Arqueei as sobrancelhas.

c) Apresentar um namorado a tia Berê, ir me desligando dele aos poucos até romper o namoro de vez, conseguindo assim que ela assine o distrato sem ter um ataque fulminante.

Aquela era, sem sombra de dúvida, a melhor alternativa. O que Finn dizia fazia todo o sentido. Mais tempo era tudo o que eu precisava.

Ainda assim, eu titubeei. Ele percebeu.

— Escuta, Millie. Não estou feliz com isso também. Você acha que pra mim é fácil vir aqui te propor isso? Acha que eu estou feliz em me expor assim para uma garota que eu acabei de conhecer? — Ele parecia tão franco, tão sincero e bonito. Sobretudo bonito. — Eu não estou te pedindo em casamento, só propondo um acordo. Você resolve o seu problema, e eu, o meu. Eu sei que posso ser o tipo de cara que você gosta.

— Você não sabe de qual tipo de cara eu gosto.

Ele me mostrou uma coleção de dentes brancos perfeitamente alinhados.

— Eu sei, sim. E posso ser esse cara quando estiver perto de você. Se você me ajudar — acrescentou, com a voz ligeiramente rouca.

Um arrepio inesperado percorreu minha coluna. Talvez o tempo fosse virar...

— Vamos fazer o seguinte — propôs. — Eu te levo para jantar amanhã. Só você e eu. Vai ser um teste. E aí você decide se consegue me suportar por algumas semanas. O que acha?

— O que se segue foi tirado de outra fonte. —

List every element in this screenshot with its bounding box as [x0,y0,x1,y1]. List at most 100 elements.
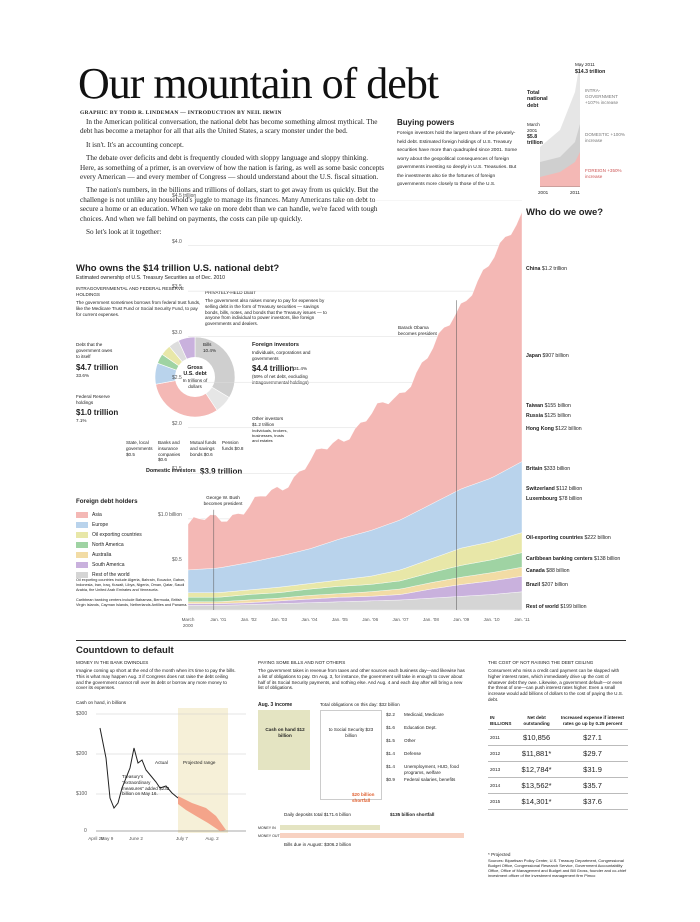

— Por que você está tão decidido a morar sozinho? — Aquele homem parecia disposto a tudo para conseguir o que queria.

Uma faísca de obstinação lhe cruzou o rosto.

— Meu irmão nunca ia dizer uma coisa dessas, mas eu sei que estou atrapalhando o romance dele com a Alicia. E a minha única alternativa seria voltar a viver na chácara com os meus pais. Por mais que eu os ame de todo o coração, não quero isso. Além do mais, eu descobri que poucas coisas na vida estão sob o meu controle, Millie. E as poucas que posso controlar, mesmo as menores e que pareçam insignificantes para outras pessoas, eu quero sob o meu domínio.

Eu compreendi. Também sentia que não podia controlar mais porcaria nenhuma.

— Então estamos combinados? — ele questionou, com uma doçura inesperada. — Você vai se encontrar comigo amanhã?

Não. Claro que não! De jeito nenhum!

Mas minha cabeça se rebelou e sacudiu afirmativamente.

— Ótimo! — Ele soltou uma pesada expiração, como se estivesse prendendo o fôlego. — Que tal aqui mesmo, às sete?

— Tá.

— Até amanhã, Millie. — Ele sorriu. Foi um sorriso diferente de todos os outros que eu já tinha visto, livre de ironia ou escárnio, que o deixou ainda mais bonito.

Outro arrepio — um violento, dessa vez — percorreu minha espinha enquanto eu o observava abrir a porta e desaparecer dentro do bar.

Porcaria. Eu devia ter trazido um casaco.

Quando fiquei sozinha, comecei a pensar com mais clareza. Então a realidade me atingiu feito um raio.

Meu Deus! Eu estava realmente cogitando aceitar aquela proposta maluca?